Requirements for a new nuclear data structure
Part 2: Implementation Plan
Prepared by WPEC Subgroup #38 (subgroup title: “A modern nuclear database structure beyond the ENDF format”)
Dated: May 12, 2014
Introduction: This document summarizes the implementation plan developed during the second meeting of the WPEC Subgroup 38 (SG38),which was organized to develop a new evaluated nuclear data structure[1] and then oversee the transition from the current standard (ENDF-6) to the new structure. Part 1 of this document, adopted by WPEC in May 2013, lays out the vision and goals for the new structure. In this second step, SG38 develops a community plan to address these needs and requirements. The plan laid out here represents a consensus on how to execute the project, what work will be done, and to some degree how it will be done and the people involved.
During the development of the vision and goals for the new format it was recognized that the application of modern programming and database practices will have significant benefits for nuclear reaction databases, both for those of us engaged in producing this data and those who utilize the data for applications. It was also appreciated that additional benefits would be realized if the low-level data containers used for storing reaction data were general enough to be shared with other nuclear data products, such as EXFOR, RIPL, and ENSDF, so that codes interfacing with these different databases could share the same set of routines for reading and writing data structures. However, it was also acknowledgedthat adoption of these new tools and capabilities will be difficult without some supporting infrastructure in place to use the new data structure, specifically open source codes to manipulate, search, plot, and process the data, as well as tools to translate data to other formats in current use and to check the data for quality.

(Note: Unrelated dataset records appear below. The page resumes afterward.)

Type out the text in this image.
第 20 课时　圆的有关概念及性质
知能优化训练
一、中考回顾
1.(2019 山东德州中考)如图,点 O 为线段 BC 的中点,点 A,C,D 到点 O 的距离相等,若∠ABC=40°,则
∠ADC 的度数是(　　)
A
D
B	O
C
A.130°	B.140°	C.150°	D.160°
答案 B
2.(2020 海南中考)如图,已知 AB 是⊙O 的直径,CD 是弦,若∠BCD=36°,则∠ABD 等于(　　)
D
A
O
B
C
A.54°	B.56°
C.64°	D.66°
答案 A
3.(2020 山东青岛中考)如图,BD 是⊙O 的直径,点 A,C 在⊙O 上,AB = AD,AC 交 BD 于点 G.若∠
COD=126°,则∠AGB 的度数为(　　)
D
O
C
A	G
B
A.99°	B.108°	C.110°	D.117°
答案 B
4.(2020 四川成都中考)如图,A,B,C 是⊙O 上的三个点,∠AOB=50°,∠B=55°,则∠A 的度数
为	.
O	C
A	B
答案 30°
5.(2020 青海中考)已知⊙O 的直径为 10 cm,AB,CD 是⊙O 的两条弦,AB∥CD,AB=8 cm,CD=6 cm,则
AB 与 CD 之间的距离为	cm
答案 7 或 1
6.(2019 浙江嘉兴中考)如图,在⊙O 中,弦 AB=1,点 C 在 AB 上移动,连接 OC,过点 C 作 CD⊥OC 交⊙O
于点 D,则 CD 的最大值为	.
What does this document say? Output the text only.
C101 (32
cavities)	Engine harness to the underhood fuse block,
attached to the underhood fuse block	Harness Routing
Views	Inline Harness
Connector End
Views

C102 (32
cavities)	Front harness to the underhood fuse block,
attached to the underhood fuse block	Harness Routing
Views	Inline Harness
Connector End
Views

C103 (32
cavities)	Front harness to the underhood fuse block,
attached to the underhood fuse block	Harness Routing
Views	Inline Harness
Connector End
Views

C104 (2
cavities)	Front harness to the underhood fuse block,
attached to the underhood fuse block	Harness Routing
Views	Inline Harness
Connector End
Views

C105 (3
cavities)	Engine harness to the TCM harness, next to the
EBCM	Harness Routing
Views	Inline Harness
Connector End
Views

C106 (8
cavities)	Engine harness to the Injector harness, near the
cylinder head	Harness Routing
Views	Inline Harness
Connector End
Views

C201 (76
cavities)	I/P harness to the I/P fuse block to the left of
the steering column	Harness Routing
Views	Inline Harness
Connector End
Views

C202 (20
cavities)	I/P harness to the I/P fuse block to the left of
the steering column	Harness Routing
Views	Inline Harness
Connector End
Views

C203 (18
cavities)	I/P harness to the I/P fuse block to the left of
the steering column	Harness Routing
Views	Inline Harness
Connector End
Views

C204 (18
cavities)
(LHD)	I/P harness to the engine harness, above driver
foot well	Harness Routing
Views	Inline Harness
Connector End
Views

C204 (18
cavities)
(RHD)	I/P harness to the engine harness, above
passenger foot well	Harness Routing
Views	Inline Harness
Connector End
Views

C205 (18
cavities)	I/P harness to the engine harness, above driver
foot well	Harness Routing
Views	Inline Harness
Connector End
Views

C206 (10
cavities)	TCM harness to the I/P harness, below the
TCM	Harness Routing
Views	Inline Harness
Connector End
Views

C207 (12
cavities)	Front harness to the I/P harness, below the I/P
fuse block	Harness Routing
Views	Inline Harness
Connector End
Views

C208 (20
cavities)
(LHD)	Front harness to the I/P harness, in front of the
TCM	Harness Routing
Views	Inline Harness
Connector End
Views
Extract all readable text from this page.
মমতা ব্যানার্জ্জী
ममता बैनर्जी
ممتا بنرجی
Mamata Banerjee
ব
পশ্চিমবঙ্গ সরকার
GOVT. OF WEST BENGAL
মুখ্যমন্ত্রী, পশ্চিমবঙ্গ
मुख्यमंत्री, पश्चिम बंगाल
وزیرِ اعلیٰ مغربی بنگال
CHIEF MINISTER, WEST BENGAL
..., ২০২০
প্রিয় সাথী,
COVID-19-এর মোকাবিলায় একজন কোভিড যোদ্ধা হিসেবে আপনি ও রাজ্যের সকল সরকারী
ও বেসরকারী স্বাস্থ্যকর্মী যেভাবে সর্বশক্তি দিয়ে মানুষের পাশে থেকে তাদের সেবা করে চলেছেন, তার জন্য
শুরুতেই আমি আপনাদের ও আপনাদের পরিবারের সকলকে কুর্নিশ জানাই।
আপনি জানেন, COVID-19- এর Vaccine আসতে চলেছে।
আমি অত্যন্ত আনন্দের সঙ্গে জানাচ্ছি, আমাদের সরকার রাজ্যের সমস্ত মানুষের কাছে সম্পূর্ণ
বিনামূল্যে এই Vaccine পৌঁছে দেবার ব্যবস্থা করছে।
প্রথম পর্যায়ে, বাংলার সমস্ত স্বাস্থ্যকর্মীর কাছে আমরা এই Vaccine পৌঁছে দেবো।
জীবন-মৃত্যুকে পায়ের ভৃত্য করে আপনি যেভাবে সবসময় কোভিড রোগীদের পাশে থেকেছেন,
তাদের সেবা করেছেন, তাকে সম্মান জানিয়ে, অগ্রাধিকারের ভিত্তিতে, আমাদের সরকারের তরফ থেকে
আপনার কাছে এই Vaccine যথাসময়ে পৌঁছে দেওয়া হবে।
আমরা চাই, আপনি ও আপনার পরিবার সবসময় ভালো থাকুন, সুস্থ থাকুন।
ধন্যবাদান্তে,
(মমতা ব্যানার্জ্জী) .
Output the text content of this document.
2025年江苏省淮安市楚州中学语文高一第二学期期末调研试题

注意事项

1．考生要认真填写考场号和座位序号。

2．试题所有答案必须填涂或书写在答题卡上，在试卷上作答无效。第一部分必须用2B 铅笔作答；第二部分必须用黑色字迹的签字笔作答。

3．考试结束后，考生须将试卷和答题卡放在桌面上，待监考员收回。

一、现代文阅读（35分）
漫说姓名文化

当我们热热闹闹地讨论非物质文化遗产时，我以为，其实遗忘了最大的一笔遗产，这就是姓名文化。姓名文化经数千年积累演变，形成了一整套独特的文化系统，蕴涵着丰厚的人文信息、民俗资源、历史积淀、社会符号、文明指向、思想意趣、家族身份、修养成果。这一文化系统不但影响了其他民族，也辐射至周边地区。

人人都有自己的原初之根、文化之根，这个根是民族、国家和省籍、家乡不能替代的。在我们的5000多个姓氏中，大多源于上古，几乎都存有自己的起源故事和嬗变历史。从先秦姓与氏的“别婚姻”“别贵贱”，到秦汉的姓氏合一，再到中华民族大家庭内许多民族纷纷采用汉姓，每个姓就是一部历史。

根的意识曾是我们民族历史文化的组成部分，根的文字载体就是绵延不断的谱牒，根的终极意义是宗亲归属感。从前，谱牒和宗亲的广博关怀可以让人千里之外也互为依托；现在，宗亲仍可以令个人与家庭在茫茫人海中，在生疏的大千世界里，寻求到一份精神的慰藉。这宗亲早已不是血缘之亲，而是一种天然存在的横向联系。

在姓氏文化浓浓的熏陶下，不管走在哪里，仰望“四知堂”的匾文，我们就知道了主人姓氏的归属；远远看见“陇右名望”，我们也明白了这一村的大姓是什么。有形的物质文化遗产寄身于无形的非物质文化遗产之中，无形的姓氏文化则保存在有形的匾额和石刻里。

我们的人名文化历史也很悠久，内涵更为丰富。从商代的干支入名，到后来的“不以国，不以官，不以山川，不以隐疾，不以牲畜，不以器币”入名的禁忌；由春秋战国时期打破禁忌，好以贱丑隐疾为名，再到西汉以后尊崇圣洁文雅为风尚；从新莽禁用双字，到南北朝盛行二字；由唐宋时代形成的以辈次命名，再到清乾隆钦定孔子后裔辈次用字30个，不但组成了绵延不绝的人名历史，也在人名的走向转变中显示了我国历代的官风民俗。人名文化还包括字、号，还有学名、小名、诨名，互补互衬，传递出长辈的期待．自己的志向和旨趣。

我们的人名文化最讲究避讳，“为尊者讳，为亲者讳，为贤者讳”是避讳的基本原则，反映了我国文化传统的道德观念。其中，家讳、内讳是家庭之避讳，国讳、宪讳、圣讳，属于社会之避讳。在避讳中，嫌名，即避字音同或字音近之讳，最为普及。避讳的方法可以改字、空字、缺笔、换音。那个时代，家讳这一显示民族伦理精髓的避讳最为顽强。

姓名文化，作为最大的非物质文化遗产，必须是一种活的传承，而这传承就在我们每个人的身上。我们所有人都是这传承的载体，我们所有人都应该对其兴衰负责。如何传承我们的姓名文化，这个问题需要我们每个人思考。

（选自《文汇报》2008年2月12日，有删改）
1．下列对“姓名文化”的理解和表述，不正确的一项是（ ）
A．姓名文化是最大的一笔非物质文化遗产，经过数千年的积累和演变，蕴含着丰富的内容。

In order to address this broad set of goals, the SG38 project decided to organize the work around seven different products:
- Low-level data structures
- Top-level reaction hierarchy
- Particle propertieshierarchy
- Visualization, manipulation, and processing tools
- API for reading and writing data in the new structure
- Testing and quality assurance practices
- Governance
In each case, product team leads were identified from amongst the subgroup’s members, who were responsible for guiding the development of an implementation plan for each product. At SG38’s May 2013 workshop, team leads proposed a path forward which were then discussed and refined. The purpose of this document is to lay out the plan for what we would like to accomplish before the Subgroup 38 is closed and the work is handed to a long-term Subgroup to modify, adopt and maintain into the future. Ideally, the plan has sufficient detail to not only guide and focus the work, but also to serve as the basis for planning work and acquiring resources at each participant’s home organization.
It is important to recognize that the work plan laid out here is geared toward developing a nuclear data structure or language, and does not develop a style guide that completely serves to replace the current standard (ENDF-6). It was decided that there was too much work at this point to tackle the joint desires to develop a language with maximum flexibility, while also providing a style guide that constrains evaluated data products for reasons of completeness, efficiency, and best practices. It was decided to leave that activity to a future long-term subgroup (Task 7 in the work plan below), which will serve to maintain and govern the nuclear data structure and the requirements for acceptable reaction data evaluations into the future. Nor did it seem necessary to define a product team to deliver the desired open source infrastructure. Instead, there seemed general willingness from several institutions (e.g. LLNL, CEA, Kurchatov) willing to both develop and provide their respective data infrastructure as open source. So instead the work plan here seeks to coordinate these activities to make code comparisons easier.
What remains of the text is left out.